Hati adalah pusat kehidupan. Hati adalah pusat kemanusiaan. Hati yang bertumbuh membuat seseorang tumbuh menjadi pribadi yang semakin manusiawi.  Hati yang kerdil dan tumpul, membuat seseorang kehilangan kemanusiaannya.

Hati tak tumbuh dengan sendirinya. Hati tak tumbuh ketika orang bertambah tua dan banyak pengalaman. Hati tidak dengan sendirinya tumbuh seturut tingginya tingkat pendidikan seseorang. Pun hati tak tumbuh seturut jabatan yang semakin tinggi ataupun kuasa yang makin besar.

Ada majikan yang doyan memukuli pembantunya. Bukan karena tingkat pendidikannya tak tinggi. Namun karena hatinya kerdil.

Ada hakim hebat yang memutus perkara secara tak adil yang menindas orang kecil. Bukan karena tak punya pengalaman profesional namun karena hatinya gersang.

Ada guru yang mencabuli muridnya. Bukan karena ia tak tahu yang baik dan yang buruk, namun karena hatinya yang mati.

Hati tumbuh lewat latihan. Ia tumbuh lewat perjumpaan dan persentuhan dengan orang lain.  Pun segala sesuatu yang kita miliki namun tak kita pergunakan akan lama kelamaan menghilang tanpa latihan untuk menumbuhkannya, tanpa latihan untuk menggunakannya.

Suatu keluarga mungkin pernah dibangun atas dasar cinta. Cinta tak akan tumbuh dengan sendirinya ketika masing-masing hidup dalam kesibukannya. Jangan-jangan cinta itu lama kelamaan mati dengan sendirinya karena anggota keluarga tak pernah saling bertemu dan saling berbagi.

Ada bahaya justru ketika tehnologi komunikasi beserta peralatan komunikasi kian maju, orang melupakan perjumpaan fisik dan sentuhan langsung. Orang berpuas diri dengan pesan di BlackBerry atau di Facebook ataupun Twitter lupa untuk bertemu dan bercakap-cakap langsung. Bahayanya adalah tumpulnya kemampuan berkomunikasi, indera untuk mendengarkan orang lain, indera untuk membaca hati orang lain, indera untuk mengungkapkan rasa perasaan dan berbagi.

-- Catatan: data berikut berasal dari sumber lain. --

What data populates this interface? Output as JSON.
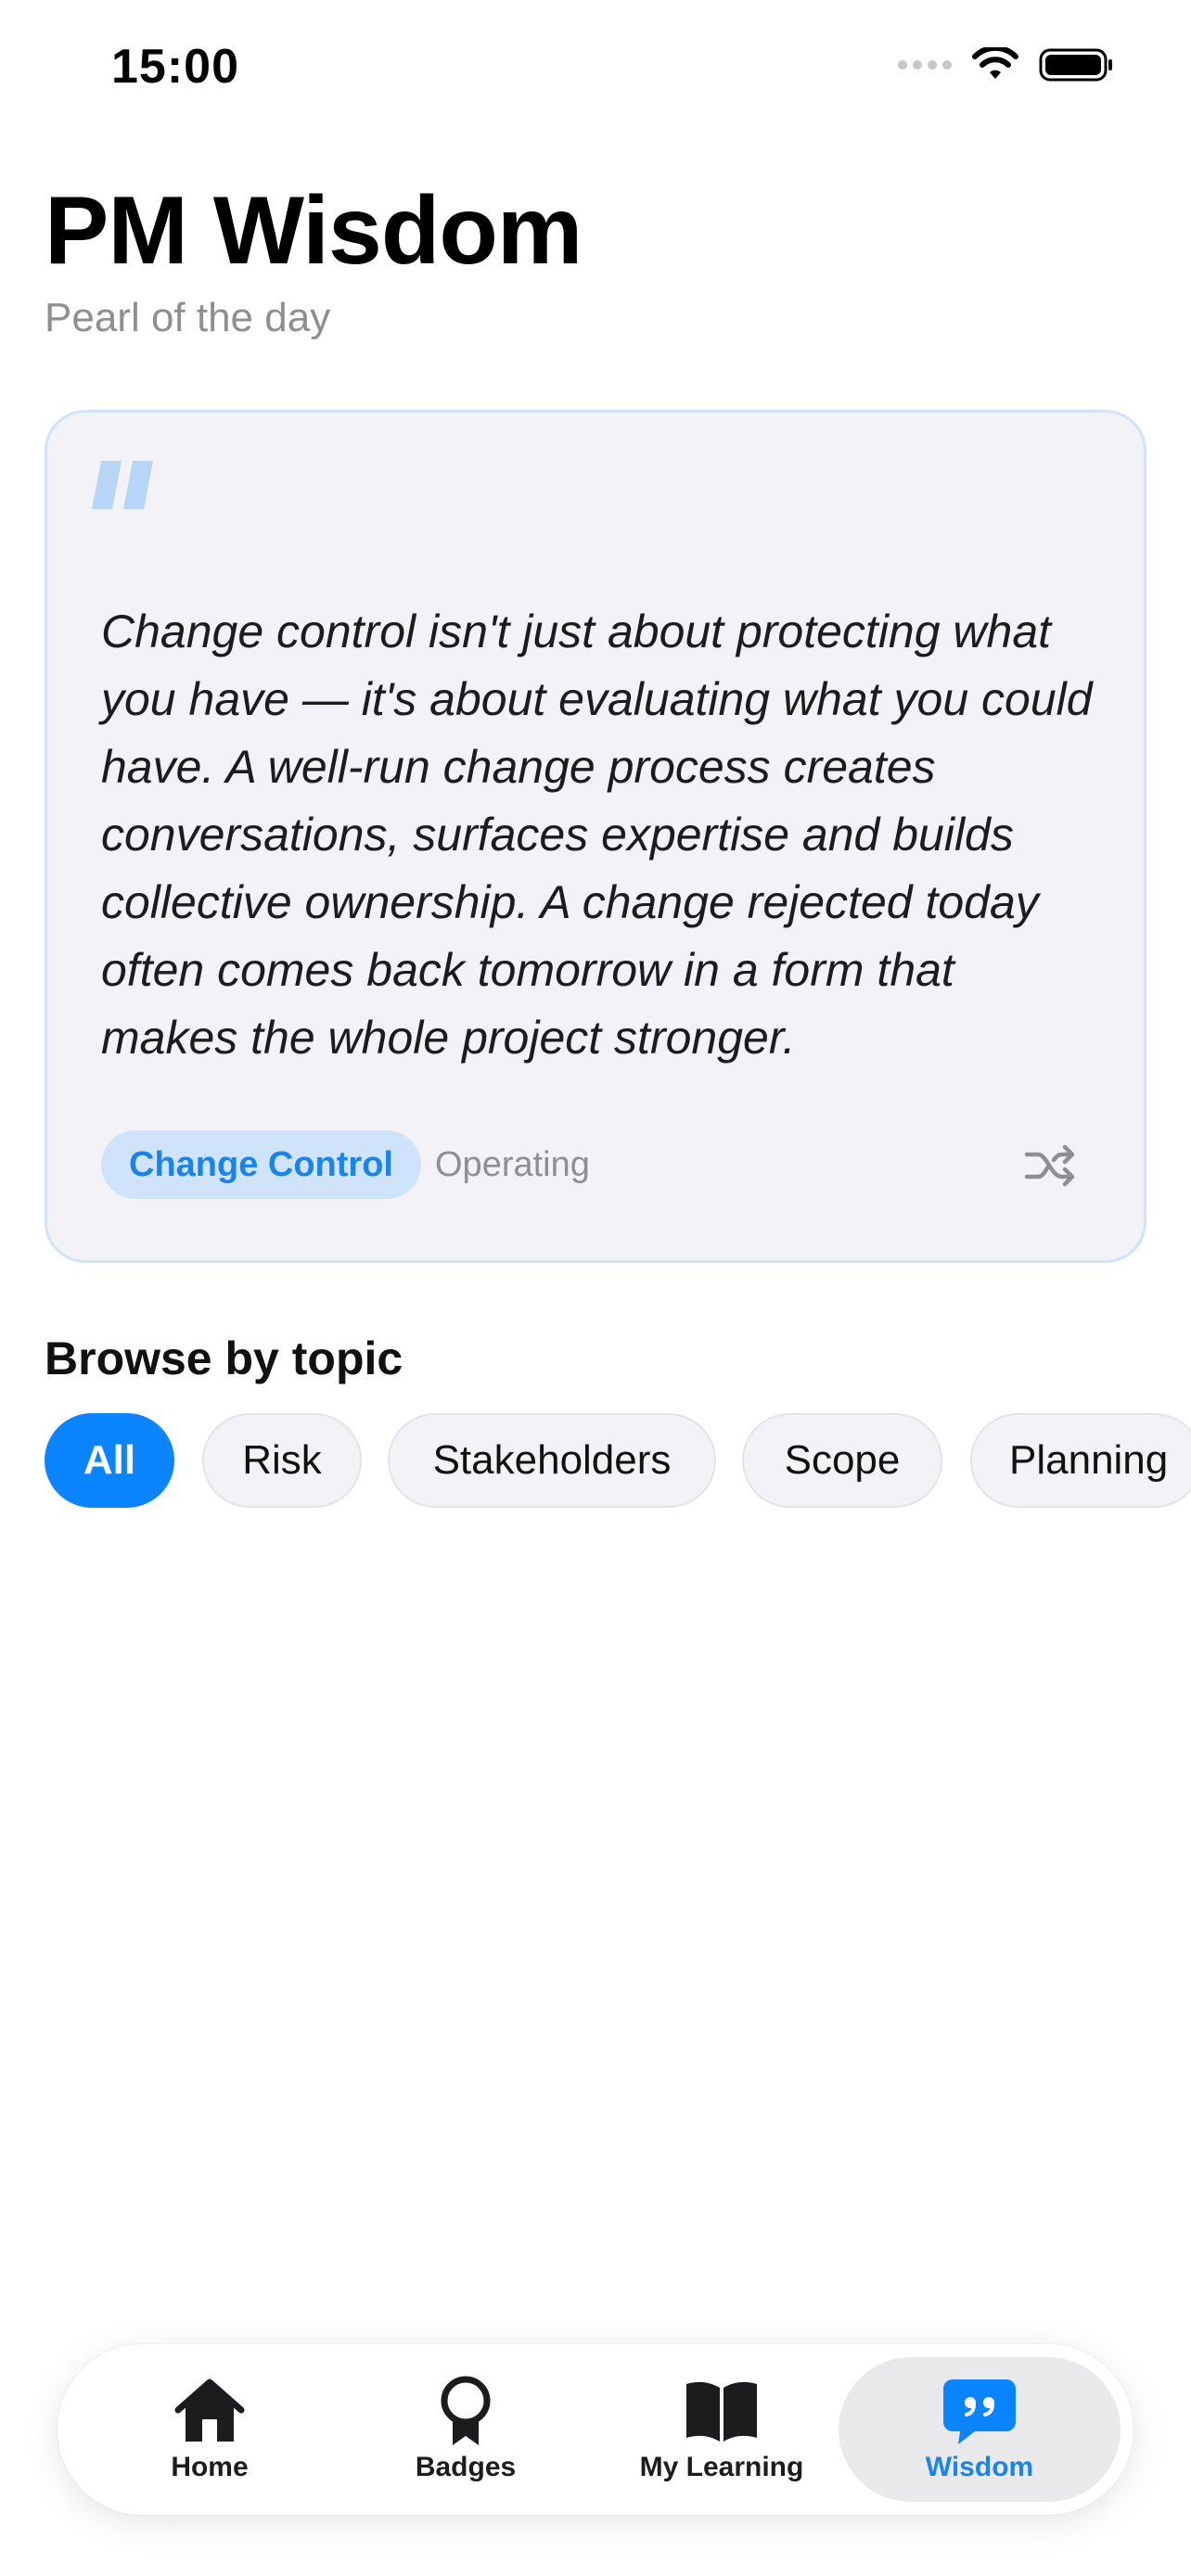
{
  "status_bar": {
    "time": "15:00"
  },
  "header": {
    "title": "PM Wisdom",
    "subtitle": "Pearl of the day"
  },
  "quote_card": {
    "text": "Change control isn't just about protecting what you have — it's about evaluating what you could have. A well-run change process creates conversations, surfaces expertise and builds collective ownership. A change rejected today often comes back tomorrow in a form that makes the whole project stronger.",
    "topic": "Change Control",
    "category": "Operating",
    "accent_color": "#1a84e8",
    "quote_icon": "quote-mark-icon",
    "action_icon": "shuffle-icon"
  },
  "browse": {
    "title": "Browse by topic",
    "chips": [
      {
        "label": "All",
        "selected": true
      },
      {
        "label": "Risk",
        "selected": false
      },
      {
        "label": "Stakeholders",
        "selected": false
      },
      {
        "label": "Scope",
        "selected": false
      },
      {
        "label": "Planning",
        "selected": false
      }
    ]
  },
  "tab_bar": {
    "active_color": "#0a84ff",
    "tabs": [
      {
        "label": "Home",
        "icon": "house-icon",
        "active": false
      },
      {
        "label": "Badges",
        "icon": "ribbon-badge-icon",
        "active": false
      },
      {
        "label": "My Learning",
        "icon": "open-book-icon",
        "active": false
      },
      {
        "label": "Wisdom",
        "icon": "quote-bubble-icon",
        "active": true
      }
    ]
  }
}
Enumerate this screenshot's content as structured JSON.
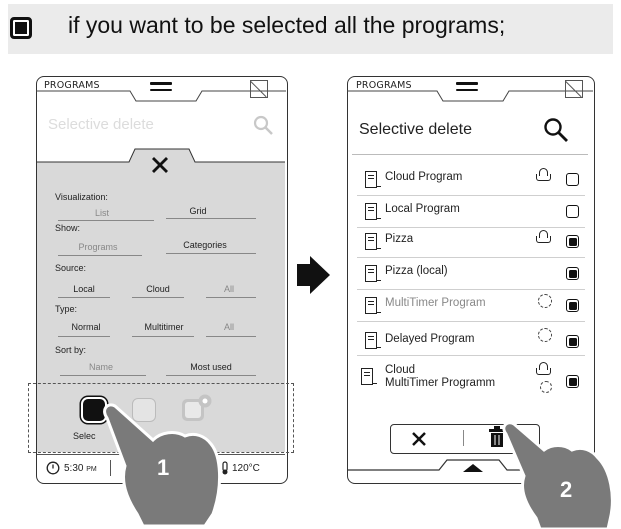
{
  "instruction": {
    "text": "if you want to be selected all the programs;"
  },
  "left_screen": {
    "header_label": "PROGRAMS",
    "header_subtitle_faded": "Selective delete",
    "filters": {
      "visualization": {
        "label": "Visualization:",
        "options": [
          "List",
          "Grid"
        ]
      },
      "show": {
        "label": "Show:",
        "options": [
          "Programs",
          "Categories"
        ]
      },
      "source": {
        "label": "Source:",
        "options": [
          "Local",
          "Cloud",
          "All"
        ]
      },
      "type": {
        "label": "Type:",
        "options": [
          "Normal",
          "Multitimer",
          "All"
        ]
      },
      "sort_by": {
        "label": "Sort by:",
        "options": [
          "Name",
          "Most used"
        ]
      }
    },
    "select_caption": "Selec",
    "status": {
      "time": "5:30",
      "time_suffix": "PM",
      "temperature": "120°C"
    },
    "step_number": "1"
  },
  "right_screen": {
    "header_label": "PROGRAMS",
    "title": "Selective delete",
    "programs": [
      {
        "name": "Cloud Program",
        "source_icon": "cloud-icon",
        "checked": false,
        "dim": false
      },
      {
        "name": "Local Program",
        "source_icon": "",
        "checked": false,
        "dim": false
      },
      {
        "name": "Pizza",
        "source_icon": "cloud-icon",
        "checked": true,
        "dim": false
      },
      {
        "name": "Pizza (local)",
        "source_icon": "",
        "checked": true,
        "dim": false
      },
      {
        "name": "MultiTimer Program",
        "source_icon": "multitimer-icon",
        "checked": true,
        "dim": true
      },
      {
        "name": "Delayed Program",
        "source_icon": "delayed-icon",
        "checked": true,
        "dim": false
      },
      {
        "name_line1": "Cloud",
        "name_line2": "MultiTimer Programm",
        "source_icon": "cloud-multitimer-icon",
        "checked": true,
        "dim": false
      }
    ],
    "step_number": "2"
  },
  "colors": {
    "banner_bg": "#ebebeb",
    "grey_panel": "#d9d9d9",
    "hand": "#7a7a7a",
    "ink": "#111111"
  }
}
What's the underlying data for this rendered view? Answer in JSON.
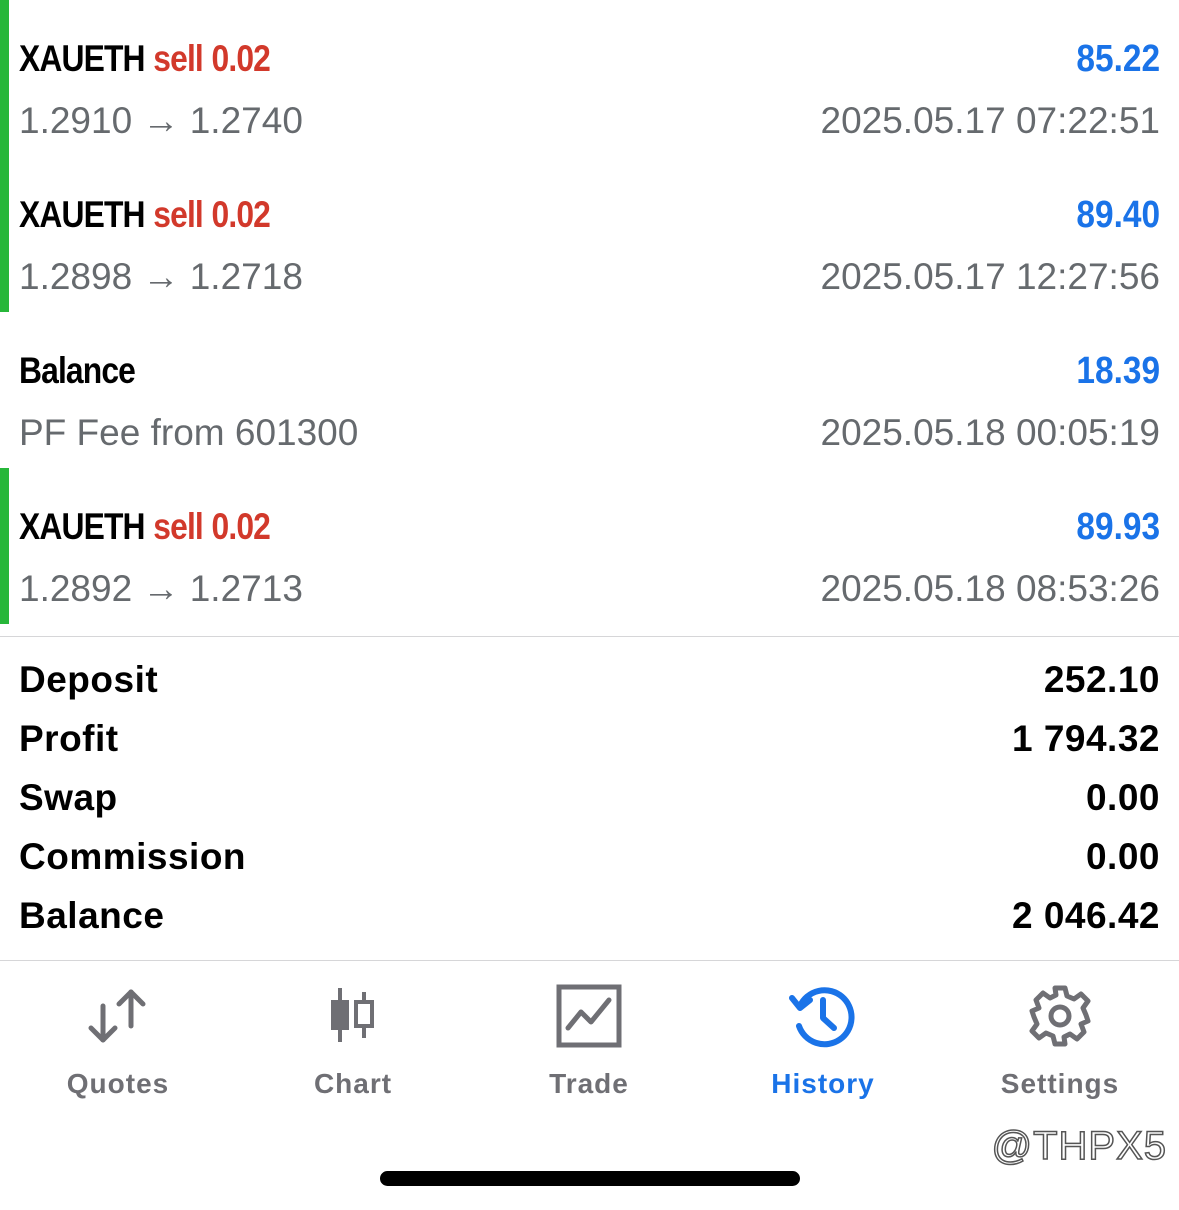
{
  "trades": [
    {
      "symbol": "XAUETH",
      "side": "sell",
      "volume": "0.02",
      "profit": "85.22",
      "prices": "1.2910 → 1.2740",
      "time": "2025.05.17 07:22:51"
    },
    {
      "symbol": "XAUETH",
      "side": "sell",
      "volume": "0.02",
      "profit": "89.40",
      "prices": "1.2898 → 1.2718",
      "time": "2025.05.17 12:27:56"
    },
    {
      "symbol": "Balance",
      "profit": "18.39",
      "prices": "PF Fee from 601300",
      "time": "2025.05.18 00:05:19"
    },
    {
      "symbol": "XAUETH",
      "side": "sell",
      "volume": "0.02",
      "profit": "89.93",
      "prices": "1.2892 → 1.2713",
      "time": "2025.05.18 08:53:26"
    }
  ],
  "summary": {
    "deposit_label": "Deposit",
    "deposit": "252.10",
    "profit_label": "Profit",
    "profit": "1 794.32",
    "swap_label": "Swap",
    "swap": "0.00",
    "commission_label": "Commission",
    "commission": "0.00",
    "balance_label": "Balance",
    "balance": "2 046.42"
  },
  "tabs": {
    "quotes": "Quotes",
    "chart": "Chart",
    "trade": "Trade",
    "history": "History",
    "settings": "Settings",
    "active": "history"
  },
  "watermark": "@THPX5",
  "colors": {
    "profit": "#1a73e8",
    "sell": "#d2392b",
    "closed_bar": "#27b73a",
    "active_tab": "#1a73e8"
  }
}
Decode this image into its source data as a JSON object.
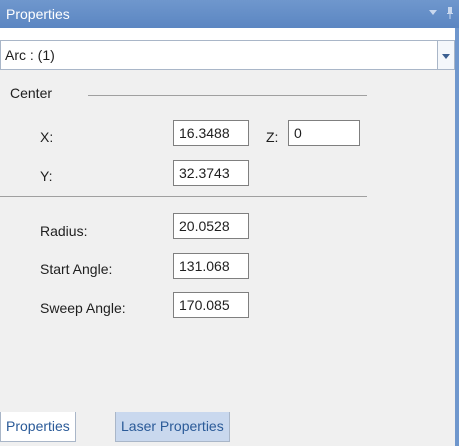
{
  "panel": {
    "title": "Properties"
  },
  "selector": {
    "value": "Arc : (1)"
  },
  "center": {
    "group_label": "Center",
    "x_label": "X:",
    "x_value": "16.3488",
    "z_label": "Z:",
    "z_value": "0",
    "y_label": "Y:",
    "y_value": "32.3743"
  },
  "arc": {
    "radius_label": "Radius:",
    "radius_value": "20.0528",
    "start_angle_label": "Start Angle:",
    "start_angle_value": "131.068",
    "sweep_angle_label": "Sweep Angle:",
    "sweep_angle_value": "170.085"
  },
  "tabs": [
    {
      "label": "Properties",
      "active": true
    },
    {
      "label": "Laser Properties",
      "active": false
    }
  ],
  "icons": {
    "titlebar": [
      "dropdown-arrow-icon",
      "pin-icon"
    ],
    "selector": "chevron-down-icon"
  }
}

Beberapa sekolah katolik hendak mencobakan berbagai latihan dengan mengirim para murid mereka misalnya untuk tinggal di bantaran kali atau tempat pembuangan sampah. Latihan itu bertujuan supaya para murid melatih serta mengasah indera hati mereka dengan bersentuhan dan berjumpa orang yang hidup dalam lingkungan yang bau, penuh sampah, terpinggirkan.

Latihan semacam itulah mungkin yang memampukan Yesus untuk menyapa dan merengkuh orang kusta yang dalam kitab suci digambarkan sebagai kalangan yang terputus dari semua relasi sosial.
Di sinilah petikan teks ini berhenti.